Comment 15 William Hubbs 2011-09-02 15:19:48 UTC

(In reply to comment #14)
> Sorry for intruding into your warm conversation, but I have to say couple
> things:

Hello Ivan,

> 1. ~arch is apriori unstable. so ~arch users should be prepared for breakage
> and/or another consequences.

You are correct, and that's all  I was saying; I wasn't trying to argue with anyone. I was just clarifying that the bug is resolved.
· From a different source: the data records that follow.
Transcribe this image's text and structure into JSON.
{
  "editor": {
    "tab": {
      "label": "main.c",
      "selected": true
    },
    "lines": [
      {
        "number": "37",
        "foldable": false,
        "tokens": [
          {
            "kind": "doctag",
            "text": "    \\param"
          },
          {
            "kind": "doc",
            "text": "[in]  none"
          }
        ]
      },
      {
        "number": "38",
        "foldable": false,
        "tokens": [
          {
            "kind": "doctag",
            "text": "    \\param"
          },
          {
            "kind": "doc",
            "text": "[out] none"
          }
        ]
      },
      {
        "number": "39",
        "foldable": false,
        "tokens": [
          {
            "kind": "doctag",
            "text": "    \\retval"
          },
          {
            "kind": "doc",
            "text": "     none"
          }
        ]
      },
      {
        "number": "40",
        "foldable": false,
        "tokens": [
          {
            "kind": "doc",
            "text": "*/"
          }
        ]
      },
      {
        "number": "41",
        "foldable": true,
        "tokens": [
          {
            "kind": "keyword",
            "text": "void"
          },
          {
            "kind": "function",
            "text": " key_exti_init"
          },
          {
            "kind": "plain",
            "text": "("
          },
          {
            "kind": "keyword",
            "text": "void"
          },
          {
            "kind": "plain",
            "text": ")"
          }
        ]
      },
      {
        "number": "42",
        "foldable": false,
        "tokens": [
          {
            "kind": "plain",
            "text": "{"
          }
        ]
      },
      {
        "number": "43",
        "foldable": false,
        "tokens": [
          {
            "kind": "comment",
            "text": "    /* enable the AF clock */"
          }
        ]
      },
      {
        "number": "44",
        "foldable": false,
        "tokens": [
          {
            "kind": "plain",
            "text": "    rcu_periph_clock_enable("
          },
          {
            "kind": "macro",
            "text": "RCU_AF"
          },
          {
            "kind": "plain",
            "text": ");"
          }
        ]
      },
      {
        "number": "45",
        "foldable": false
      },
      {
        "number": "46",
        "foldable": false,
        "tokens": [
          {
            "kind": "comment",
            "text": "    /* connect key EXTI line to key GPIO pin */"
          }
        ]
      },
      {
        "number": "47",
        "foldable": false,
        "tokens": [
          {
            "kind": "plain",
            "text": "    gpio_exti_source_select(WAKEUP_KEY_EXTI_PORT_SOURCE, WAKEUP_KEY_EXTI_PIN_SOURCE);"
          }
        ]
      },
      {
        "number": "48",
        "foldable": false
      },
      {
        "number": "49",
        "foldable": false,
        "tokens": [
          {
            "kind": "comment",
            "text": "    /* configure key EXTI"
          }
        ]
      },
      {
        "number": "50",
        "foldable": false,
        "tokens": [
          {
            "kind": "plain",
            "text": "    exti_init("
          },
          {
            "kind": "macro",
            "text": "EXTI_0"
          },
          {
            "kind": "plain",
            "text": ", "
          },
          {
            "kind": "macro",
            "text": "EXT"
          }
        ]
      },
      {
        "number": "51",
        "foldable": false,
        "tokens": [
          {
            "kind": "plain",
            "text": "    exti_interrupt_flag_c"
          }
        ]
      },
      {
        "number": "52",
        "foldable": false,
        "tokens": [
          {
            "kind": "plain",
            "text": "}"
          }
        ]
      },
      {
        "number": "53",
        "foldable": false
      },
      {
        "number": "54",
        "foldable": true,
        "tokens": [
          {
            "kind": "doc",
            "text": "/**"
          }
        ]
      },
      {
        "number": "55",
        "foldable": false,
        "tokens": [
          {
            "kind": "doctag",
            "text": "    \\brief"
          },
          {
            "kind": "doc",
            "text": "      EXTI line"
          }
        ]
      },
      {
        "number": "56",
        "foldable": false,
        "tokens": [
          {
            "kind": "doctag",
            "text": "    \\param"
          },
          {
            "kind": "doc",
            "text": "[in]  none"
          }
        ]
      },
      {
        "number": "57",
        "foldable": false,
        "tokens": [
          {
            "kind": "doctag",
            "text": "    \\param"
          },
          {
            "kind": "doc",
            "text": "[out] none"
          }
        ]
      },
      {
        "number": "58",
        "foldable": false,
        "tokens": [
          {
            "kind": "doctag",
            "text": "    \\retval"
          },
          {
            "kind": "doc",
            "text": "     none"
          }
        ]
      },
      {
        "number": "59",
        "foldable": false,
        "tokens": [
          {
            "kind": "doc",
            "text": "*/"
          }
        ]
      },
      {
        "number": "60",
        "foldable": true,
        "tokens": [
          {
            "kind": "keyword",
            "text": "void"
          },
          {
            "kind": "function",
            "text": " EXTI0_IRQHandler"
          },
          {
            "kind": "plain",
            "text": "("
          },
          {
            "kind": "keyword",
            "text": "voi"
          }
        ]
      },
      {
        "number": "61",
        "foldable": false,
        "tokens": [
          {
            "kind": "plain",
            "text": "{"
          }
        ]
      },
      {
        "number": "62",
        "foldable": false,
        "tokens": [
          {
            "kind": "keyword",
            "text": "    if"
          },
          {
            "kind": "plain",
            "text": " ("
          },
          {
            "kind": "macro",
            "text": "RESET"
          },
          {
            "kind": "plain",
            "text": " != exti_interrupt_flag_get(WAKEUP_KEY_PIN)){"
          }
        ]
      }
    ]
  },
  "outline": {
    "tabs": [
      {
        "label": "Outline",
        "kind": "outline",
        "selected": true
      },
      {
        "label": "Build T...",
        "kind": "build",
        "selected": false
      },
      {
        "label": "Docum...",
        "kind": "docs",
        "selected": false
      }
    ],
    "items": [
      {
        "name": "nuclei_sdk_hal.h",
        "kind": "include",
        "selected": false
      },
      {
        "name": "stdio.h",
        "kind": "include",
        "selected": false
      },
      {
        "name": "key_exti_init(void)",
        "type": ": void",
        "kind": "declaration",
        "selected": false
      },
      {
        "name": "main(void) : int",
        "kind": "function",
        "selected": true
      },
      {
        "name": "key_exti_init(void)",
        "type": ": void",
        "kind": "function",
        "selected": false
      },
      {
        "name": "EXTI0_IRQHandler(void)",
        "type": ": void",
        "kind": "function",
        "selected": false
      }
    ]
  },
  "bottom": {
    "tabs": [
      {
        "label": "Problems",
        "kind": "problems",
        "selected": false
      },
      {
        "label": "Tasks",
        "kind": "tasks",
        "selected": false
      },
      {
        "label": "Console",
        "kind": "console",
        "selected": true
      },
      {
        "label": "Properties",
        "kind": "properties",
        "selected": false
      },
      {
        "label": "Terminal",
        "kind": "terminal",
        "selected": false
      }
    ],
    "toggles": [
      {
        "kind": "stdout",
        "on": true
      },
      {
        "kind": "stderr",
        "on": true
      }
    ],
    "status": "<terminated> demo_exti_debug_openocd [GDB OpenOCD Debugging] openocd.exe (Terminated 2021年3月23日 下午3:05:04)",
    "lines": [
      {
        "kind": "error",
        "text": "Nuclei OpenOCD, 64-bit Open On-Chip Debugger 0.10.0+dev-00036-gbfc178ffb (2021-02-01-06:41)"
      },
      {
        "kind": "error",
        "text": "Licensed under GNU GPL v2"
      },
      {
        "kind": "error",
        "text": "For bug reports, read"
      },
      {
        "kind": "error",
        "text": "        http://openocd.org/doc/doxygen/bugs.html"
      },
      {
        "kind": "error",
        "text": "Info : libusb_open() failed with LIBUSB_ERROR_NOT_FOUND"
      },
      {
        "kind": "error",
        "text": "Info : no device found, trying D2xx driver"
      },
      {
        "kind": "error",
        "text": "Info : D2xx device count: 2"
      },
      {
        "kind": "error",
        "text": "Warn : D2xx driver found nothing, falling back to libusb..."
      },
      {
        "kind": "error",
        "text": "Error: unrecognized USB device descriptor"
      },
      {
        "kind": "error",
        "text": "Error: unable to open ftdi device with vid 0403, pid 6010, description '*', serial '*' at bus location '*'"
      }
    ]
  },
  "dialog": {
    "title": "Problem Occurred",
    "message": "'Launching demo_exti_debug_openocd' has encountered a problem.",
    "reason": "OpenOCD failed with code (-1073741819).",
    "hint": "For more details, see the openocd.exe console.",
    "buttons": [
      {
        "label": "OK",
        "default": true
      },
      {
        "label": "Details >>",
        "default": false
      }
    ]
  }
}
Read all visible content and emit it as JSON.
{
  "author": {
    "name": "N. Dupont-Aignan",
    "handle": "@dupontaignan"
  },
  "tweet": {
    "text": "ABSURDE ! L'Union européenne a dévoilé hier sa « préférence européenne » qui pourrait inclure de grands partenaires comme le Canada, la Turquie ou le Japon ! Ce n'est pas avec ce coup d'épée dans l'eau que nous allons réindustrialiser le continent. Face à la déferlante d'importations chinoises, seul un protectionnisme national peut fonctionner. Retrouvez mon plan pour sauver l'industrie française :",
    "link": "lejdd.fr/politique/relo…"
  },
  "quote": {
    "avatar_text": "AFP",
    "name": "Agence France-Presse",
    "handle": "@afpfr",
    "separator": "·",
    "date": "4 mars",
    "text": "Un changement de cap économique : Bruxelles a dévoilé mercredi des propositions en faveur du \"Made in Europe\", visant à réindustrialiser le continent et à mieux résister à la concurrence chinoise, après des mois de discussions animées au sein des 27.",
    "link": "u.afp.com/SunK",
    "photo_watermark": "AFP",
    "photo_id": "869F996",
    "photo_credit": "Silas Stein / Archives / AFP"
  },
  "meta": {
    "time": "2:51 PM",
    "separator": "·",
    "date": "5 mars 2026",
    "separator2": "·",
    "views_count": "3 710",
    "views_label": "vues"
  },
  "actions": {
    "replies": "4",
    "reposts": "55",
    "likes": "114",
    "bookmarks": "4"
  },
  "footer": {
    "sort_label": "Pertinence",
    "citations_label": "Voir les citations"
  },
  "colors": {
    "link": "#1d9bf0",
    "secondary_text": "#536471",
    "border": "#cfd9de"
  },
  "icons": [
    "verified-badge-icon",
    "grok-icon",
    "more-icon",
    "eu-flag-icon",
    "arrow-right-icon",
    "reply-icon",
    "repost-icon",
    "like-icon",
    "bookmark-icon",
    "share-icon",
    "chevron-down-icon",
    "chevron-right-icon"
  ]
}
Any comments about what could or should be done wrt testing in the future are irrelivent to this bug.

> 2. bugzilla isn't right place for any controversy (correct me if I am wrong)

Again, you are correct, so this will be my last posting to this bug.

Have a good day. :-)

Comment 16 SpanKY 2011-09-02 18:58:56 UTC

tinderbox builds packages.  it doesnt boot things.

as for the rest, Ivan/William covered it.

I just got hit by the same bug on openrc-0.9.4, so I'm not sure this has been fully fixed.  This is on amd64 stable btw.

My /etc/pam.d/start-stop-daemon is the two line version described in the thread.  Rather than updating that file (which seems like a bad idea 'cause it will get clobbered on the next emerge), I set sys-apps/openrc -pam in /etc/portage/package.use until this is all sorted out.

Any other suggestions?

I also got the same error after upgrading just baselayout and openrc.

openrc-0.9 series should depend on a newer version of pam as on my system which is running sys-libs/pam-0.78-r3, the /etc/pam.d/system-services file and the modules it uses aren't available.